Los tratantes

El trato de ganado era otro de los oficios tradicionales de nuesto pueblo. Para ser tratantes había que tener unas características muy especiales, capacidad de persuasión, labia que diríamos ahora, apreciar la calidad del ganado sin mostrar interés, temple para no calentarse, etc.

Eran características de la personalidad difíciles de aprender y el acceso a ese mundo era habitualmente difícil. Solía ser oficio de determinadas familias que se transmitía de padres a hijos como si de una herencia se tratase. Hacia los tratantes había una especie de admiración y respeto y hasta su indumentaria era característica: blusón negro, sombrero o gorra y cayada.

En los mercados de ganado de Medina o el de los jueves en Peñaranda cerraban sus tratos. Allí acudían ganaderos con el deseo de vender. Comprador y vendedor iban informados de los precios antes de entrar al trato, normalmente el vendedor pedía una cantidad superior a la del mercado, el tratante enumeraba los defectos del animal y mandaba una cantidad menor, el vendedor se resistía, etc. A veces el tratante se retiraba ver otros tratos; el vendedor entre tanto también se informaba de lo que se mandaba o pagaba. El tratante volvía y vuelta al regateo hasta que llegaban a un precio consensuado. Algunos tratos se empecinaban y tenían que echar mano de un tercero de confianza de las partes que terciaba en el precio final.

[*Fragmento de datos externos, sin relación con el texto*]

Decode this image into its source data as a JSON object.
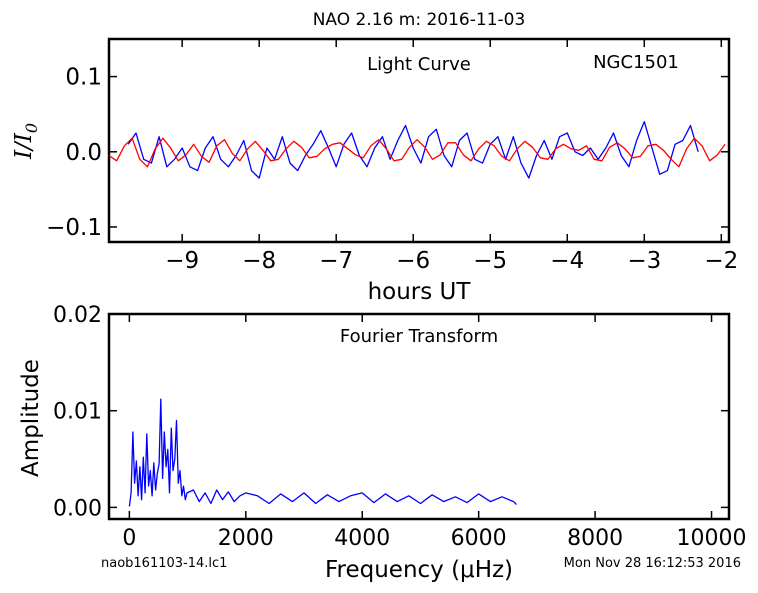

El trato se cerraba con un apretón de manos que tenía más validez que un contrato, no había vuelta atrás, los tratantes se conocían todos y si alguno faltara a su palabra podía ir dejando el oficio.

La operación se celebraba con el alboroque o convite a todos los intervinientes en el trato que normalmente pagaba el vendedor y al que siempre se apuntaba algún gorrón, allí se comentaban las incidencias del trato y casi siempre se terminaba hablando de los chismes de la comarca.

Los tratantes se pateaban cordeles y caminos y eran una fuente de información de primera mano de lo que pasaba en el mundo. Después quedaba el trabajo de llevar los animales al matadero, cuando eran de carne o a otros mercados para la reventa. Los tratantes de Salmoral fueron muy conocidos en toda la comarca.